“La malattia è il lato notturno della vita, una cittadinanza più onerosa. Tutti quelli che nascono hanno un doppia cittadinanza, nel regno dello star bene e in quello dello star male. Preferiremmo tutti servirci soltanto del passaporto buono, ma prima o poi ognuno viene costretto, almeno per un certo periodo, a riconoscersi cittadino di quell’altro paese”. Così sostiene Susan Sontag, in un classico della letteratura contemporanea: “Malattia come metafora” (Einaudi, 1979). Nei giorni santi (“holy-days”) della vacanza, come suggerisce l’etimo inglese, la malattia è l’ultimo dei nostri pensieri, il più remoto e, quando la si incontri, il più disturbante. Eppure la malattia continua ad esistere, anche d’estate, anche in tempo di vacanza. Gli ospedali si limitano alle urgenze e ai casi gravi, eppure restano pieni. Per alcuni, è l’estate il tempo in cui si scopre di essere malati. Per altri è un incidente stradale o sportivo a riportare l’attenzione su quello spazio del dolore che il bisogno di svago, di riposo, di divertimento, porta ad evitare. Per altri ancora, è la malattia di una persona cara a riportare l’attenzione sul lato notturno della vita, e ad imporci una pausa diversa e inattesa. Per questo mi fa piacere dedicare questo piccolo spazio di riflessione alle persone che, in questo periodo, vivono nel dolore, o assistono chi è stato travolto dalla malattia.
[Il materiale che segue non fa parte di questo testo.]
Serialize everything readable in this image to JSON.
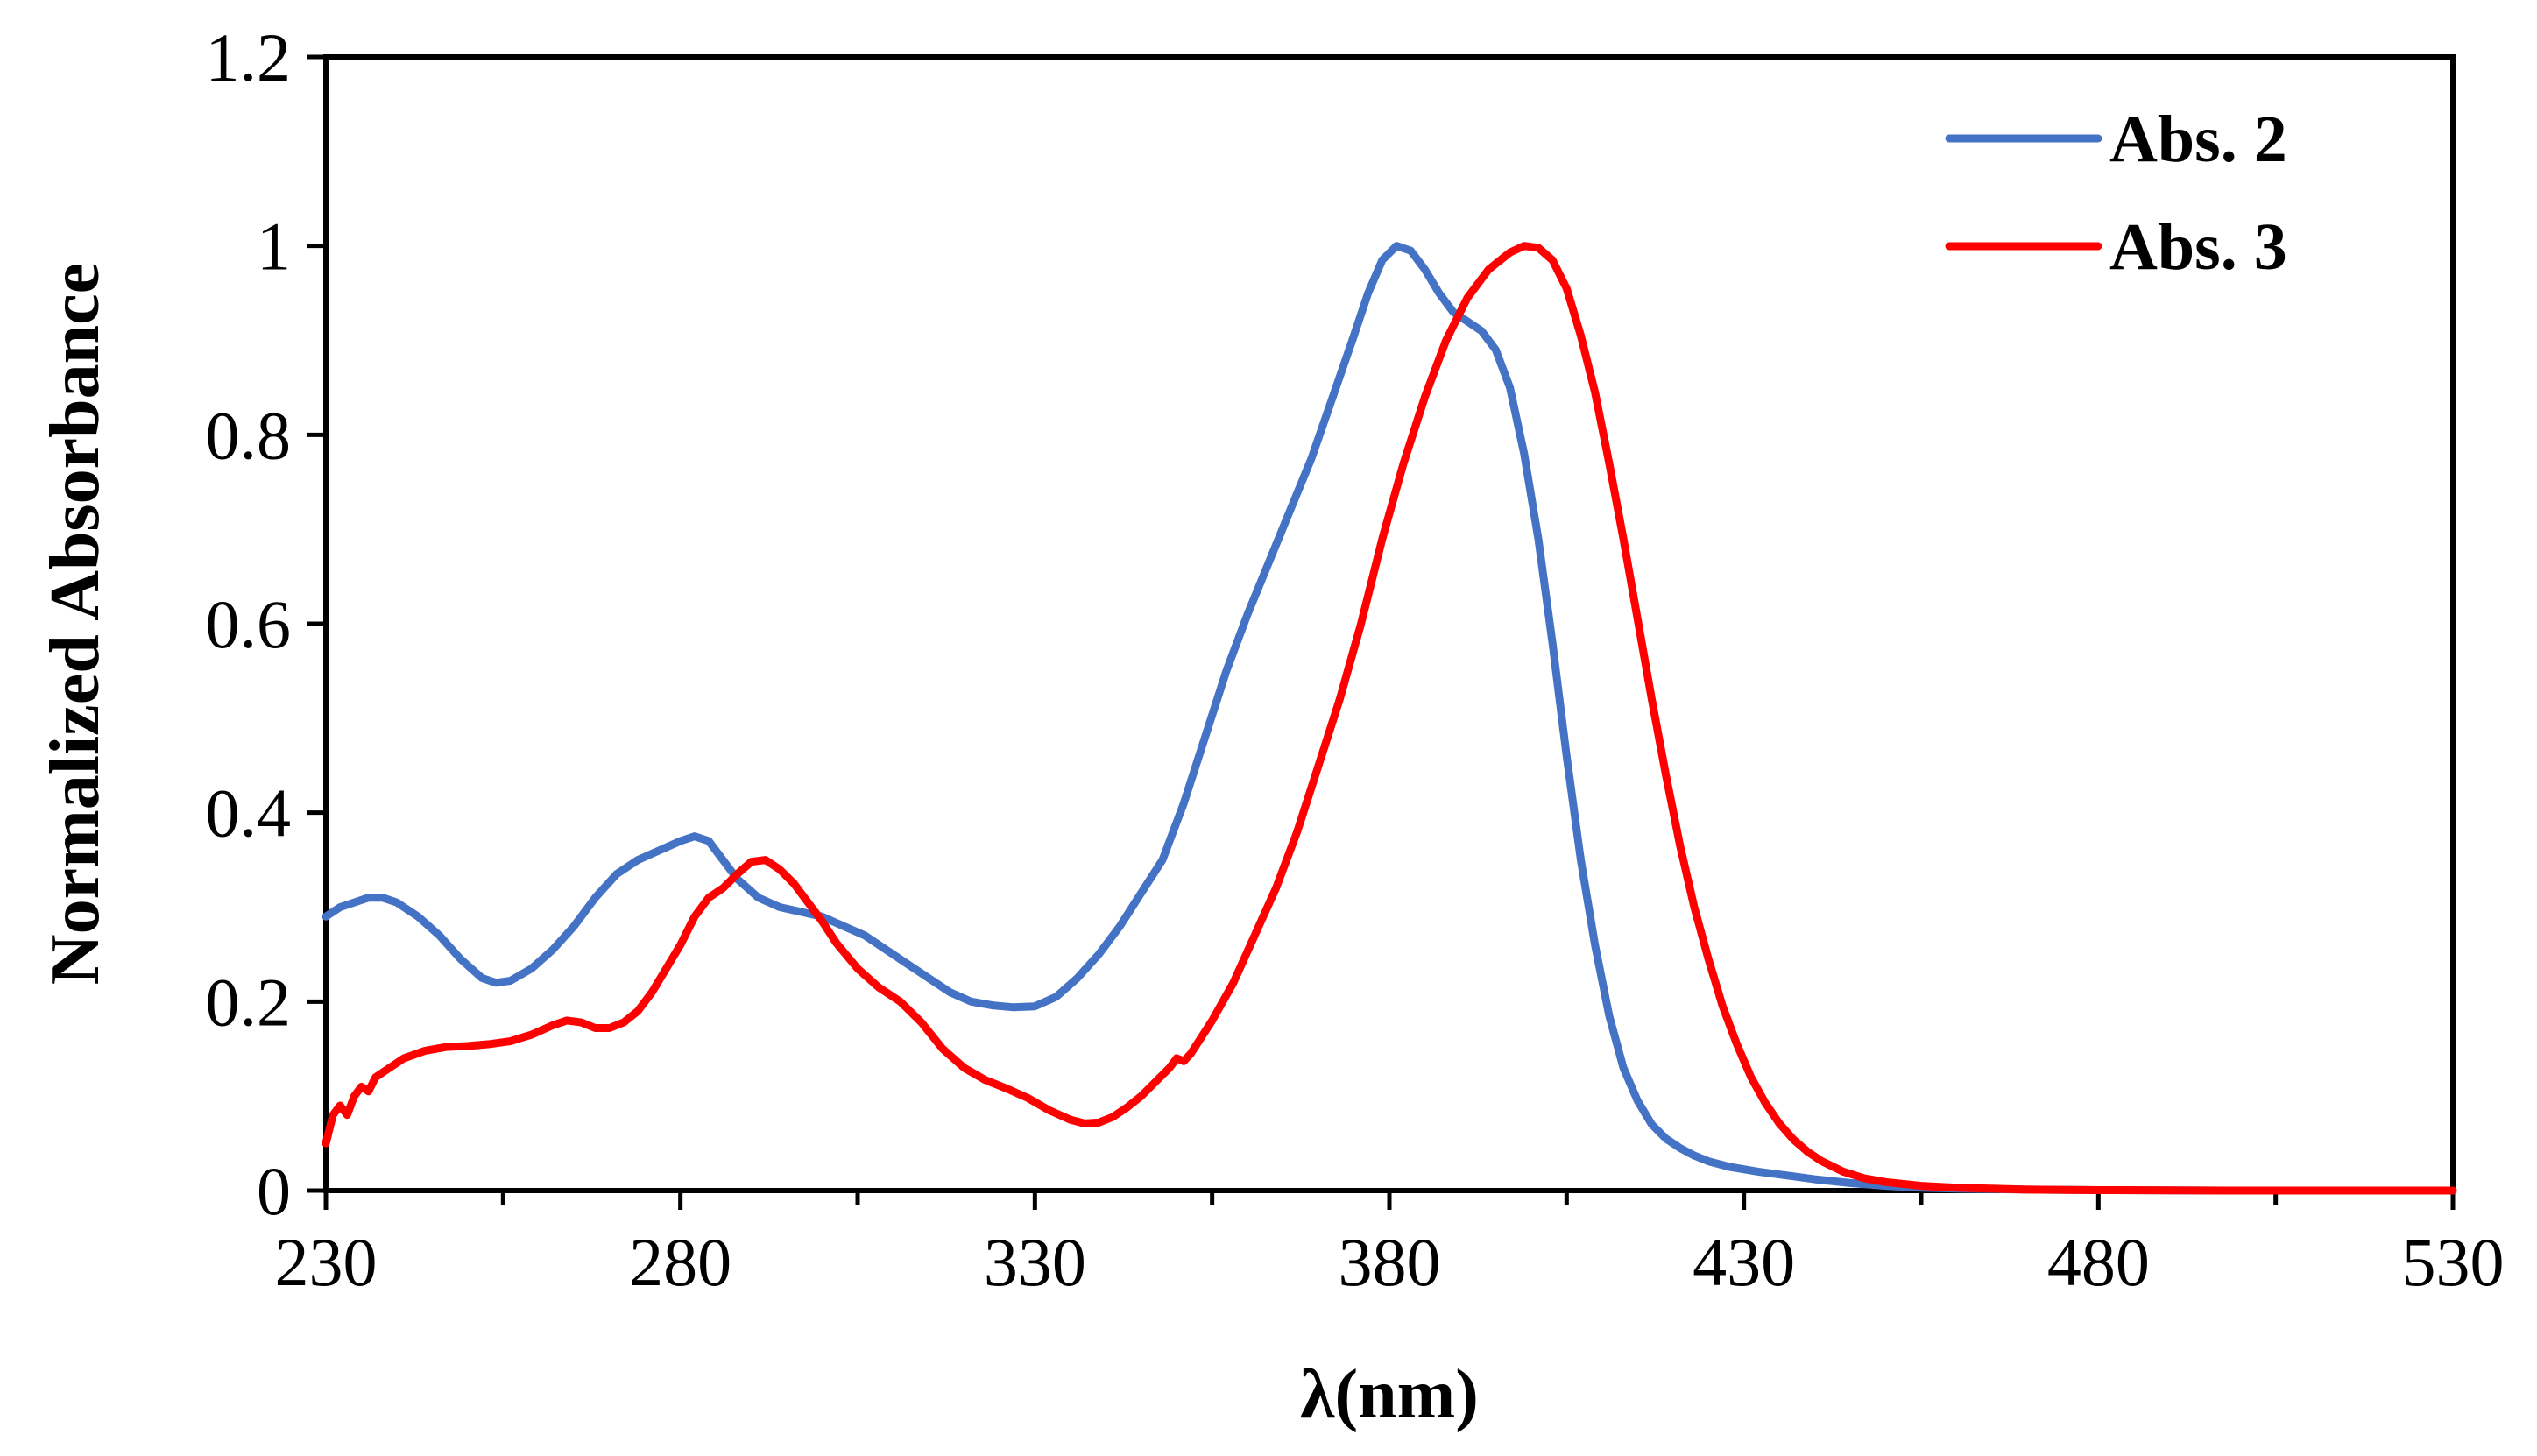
{
  "chart_data": {
    "type": "line",
    "title": "",
    "xlabel": "λ(nm)",
    "ylabel": "Normalized Absorbance",
    "xlim": [
      230,
      530
    ],
    "ylim": [
      0,
      1.2
    ],
    "x_ticks": [
      230,
      280,
      330,
      380,
      430,
      480,
      530
    ],
    "x_tick_labels": [
      "230",
      "280",
      "330",
      "380",
      "430",
      "480",
      "530"
    ],
    "x_minor_ticks": [
      255,
      305,
      355,
      405,
      455,
      505
    ],
    "y_ticks": [
      0,
      0.2,
      0.4,
      0.6,
      0.8,
      1,
      1.2
    ],
    "y_tick_labels": [
      "0",
      "0.2",
      "0.4",
      "0.6",
      "0.8",
      "1",
      "1.2"
    ],
    "grid": false,
    "legend_position": "top-right",
    "series": [
      {
        "name": "Abs. 2",
        "color": "#4472C4",
        "points": [
          [
            230,
            0.29
          ],
          [
            232,
            0.3
          ],
          [
            234,
            0.305
          ],
          [
            236,
            0.31
          ],
          [
            238,
            0.31
          ],
          [
            240,
            0.305
          ],
          [
            243,
            0.29
          ],
          [
            246,
            0.27
          ],
          [
            249,
            0.245
          ],
          [
            252,
            0.225
          ],
          [
            254,
            0.22
          ],
          [
            256,
            0.222
          ],
          [
            259,
            0.235
          ],
          [
            262,
            0.255
          ],
          [
            265,
            0.28
          ],
          [
            268,
            0.31
          ],
          [
            271,
            0.335
          ],
          [
            274,
            0.35
          ],
          [
            277,
            0.36
          ],
          [
            280,
            0.37
          ],
          [
            282,
            0.375
          ],
          [
            284,
            0.37
          ],
          [
            286,
            0.35
          ],
          [
            288,
            0.33
          ],
          [
            291,
            0.31
          ],
          [
            294,
            0.3
          ],
          [
            297,
            0.295
          ],
          [
            300,
            0.29
          ],
          [
            303,
            0.28
          ],
          [
            306,
            0.27
          ],
          [
            309,
            0.255
          ],
          [
            312,
            0.24
          ],
          [
            315,
            0.225
          ],
          [
            318,
            0.21
          ],
          [
            321,
            0.2
          ],
          [
            324,
            0.196
          ],
          [
            327,
            0.194
          ],
          [
            330,
            0.195
          ],
          [
            333,
            0.205
          ],
          [
            336,
            0.225
          ],
          [
            339,
            0.25
          ],
          [
            342,
            0.28
          ],
          [
            345,
            0.315
          ],
          [
            348,
            0.35
          ],
          [
            351,
            0.41
          ],
          [
            354,
            0.48
          ],
          [
            357,
            0.55
          ],
          [
            360,
            0.61
          ],
          [
            363,
            0.665
          ],
          [
            366,
            0.72
          ],
          [
            369,
            0.775
          ],
          [
            372,
            0.84
          ],
          [
            375,
            0.905
          ],
          [
            377,
            0.95
          ],
          [
            379,
            0.985
          ],
          [
            381,
            1.0
          ],
          [
            383,
            0.995
          ],
          [
            385,
            0.975
          ],
          [
            387,
            0.95
          ],
          [
            389,
            0.93
          ],
          [
            391,
            0.92
          ],
          [
            393,
            0.91
          ],
          [
            395,
            0.89
          ],
          [
            397,
            0.85
          ],
          [
            399,
            0.78
          ],
          [
            401,
            0.69
          ],
          [
            403,
            0.58
          ],
          [
            405,
            0.46
          ],
          [
            407,
            0.35
          ],
          [
            409,
            0.26
          ],
          [
            411,
            0.185
          ],
          [
            413,
            0.13
          ],
          [
            415,
            0.095
          ],
          [
            417,
            0.07
          ],
          [
            419,
            0.055
          ],
          [
            421,
            0.045
          ],
          [
            423,
            0.037
          ],
          [
            425,
            0.031
          ],
          [
            428,
            0.025
          ],
          [
            432,
            0.02
          ],
          [
            436,
            0.016
          ],
          [
            440,
            0.012
          ],
          [
            445,
            0.008
          ],
          [
            450,
            0.005
          ],
          [
            455,
            0.003
          ],
          [
            460,
            0.002
          ],
          [
            470,
            0.001
          ],
          [
            480,
            0.0005
          ],
          [
            500,
            0.0
          ],
          [
            530,
            0.0
          ]
        ]
      },
      {
        "name": "Abs. 3",
        "color": "#FF0000",
        "points": [
          [
            230,
            0.05
          ],
          [
            231,
            0.08
          ],
          [
            232,
            0.09
          ],
          [
            233,
            0.08
          ],
          [
            234,
            0.1
          ],
          [
            235,
            0.11
          ],
          [
            236,
            0.105
          ],
          [
            237,
            0.12
          ],
          [
            239,
            0.13
          ],
          [
            241,
            0.14
          ],
          [
            244,
            0.148
          ],
          [
            247,
            0.152
          ],
          [
            250,
            0.153
          ],
          [
            253,
            0.155
          ],
          [
            256,
            0.158
          ],
          [
            259,
            0.165
          ],
          [
            262,
            0.175
          ],
          [
            264,
            0.18
          ],
          [
            266,
            0.178
          ],
          [
            268,
            0.172
          ],
          [
            270,
            0.172
          ],
          [
            272,
            0.178
          ],
          [
            274,
            0.19
          ],
          [
            276,
            0.21
          ],
          [
            278,
            0.235
          ],
          [
            280,
            0.26
          ],
          [
            282,
            0.29
          ],
          [
            284,
            0.31
          ],
          [
            286,
            0.32
          ],
          [
            288,
            0.335
          ],
          [
            290,
            0.348
          ],
          [
            292,
            0.35
          ],
          [
            294,
            0.34
          ],
          [
            296,
            0.325
          ],
          [
            298,
            0.305
          ],
          [
            300,
            0.285
          ],
          [
            302,
            0.262
          ],
          [
            305,
            0.235
          ],
          [
            308,
            0.215
          ],
          [
            311,
            0.2
          ],
          [
            314,
            0.178
          ],
          [
            317,
            0.15
          ],
          [
            320,
            0.13
          ],
          [
            323,
            0.117
          ],
          [
            326,
            0.108
          ],
          [
            329,
            0.098
          ],
          [
            332,
            0.085
          ],
          [
            335,
            0.075
          ],
          [
            337,
            0.071
          ],
          [
            339,
            0.072
          ],
          [
            341,
            0.078
          ],
          [
            343,
            0.088
          ],
          [
            345,
            0.1
          ],
          [
            347,
            0.115
          ],
          [
            349,
            0.13
          ],
          [
            350,
            0.14
          ],
          [
            351,
            0.137
          ],
          [
            352,
            0.145
          ],
          [
            355,
            0.18
          ],
          [
            358,
            0.22
          ],
          [
            361,
            0.27
          ],
          [
            364,
            0.32
          ],
          [
            367,
            0.38
          ],
          [
            370,
            0.45
          ],
          [
            373,
            0.52
          ],
          [
            376,
            0.6
          ],
          [
            379,
            0.69
          ],
          [
            382,
            0.77
          ],
          [
            385,
            0.84
          ],
          [
            388,
            0.9
          ],
          [
            391,
            0.945
          ],
          [
            394,
            0.975
          ],
          [
            397,
            0.993
          ],
          [
            399,
            1.0
          ],
          [
            401,
            0.998
          ],
          [
            403,
            0.985
          ],
          [
            405,
            0.955
          ],
          [
            407,
            0.905
          ],
          [
            409,
            0.845
          ],
          [
            411,
            0.77
          ],
          [
            413,
            0.69
          ],
          [
            415,
            0.605
          ],
          [
            417,
            0.52
          ],
          [
            419,
            0.44
          ],
          [
            421,
            0.365
          ],
          [
            423,
            0.3
          ],
          [
            425,
            0.245
          ],
          [
            427,
            0.195
          ],
          [
            429,
            0.155
          ],
          [
            431,
            0.12
          ],
          [
            433,
            0.093
          ],
          [
            435,
            0.071
          ],
          [
            437,
            0.054
          ],
          [
            439,
            0.041
          ],
          [
            441,
            0.031
          ],
          [
            444,
            0.02
          ],
          [
            447,
            0.013
          ],
          [
            450,
            0.009
          ],
          [
            455,
            0.005
          ],
          [
            460,
            0.003
          ],
          [
            470,
            0.001
          ],
          [
            480,
            0.0005
          ],
          [
            500,
            0.0
          ],
          [
            530,
            0.0
          ]
        ]
      }
    ]
  }
}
Nell’immediato la risposta alla malattia, propria o di una persona amata, soprattutto alla vigilia della vacanza, è di shock, di rabbia o di collera: “Perché proprio adesso?”, “Perché proprio a me?” sono le prime umanissime risposte emotive. A seconda della gravità, e del tempo “sospeso” dalla vita abituale che la malattia comporta, la risposta emotiva può poi evocare risposte diverse, ancora più variegate a seconda della personalità e del livello spirituale di ciascuno.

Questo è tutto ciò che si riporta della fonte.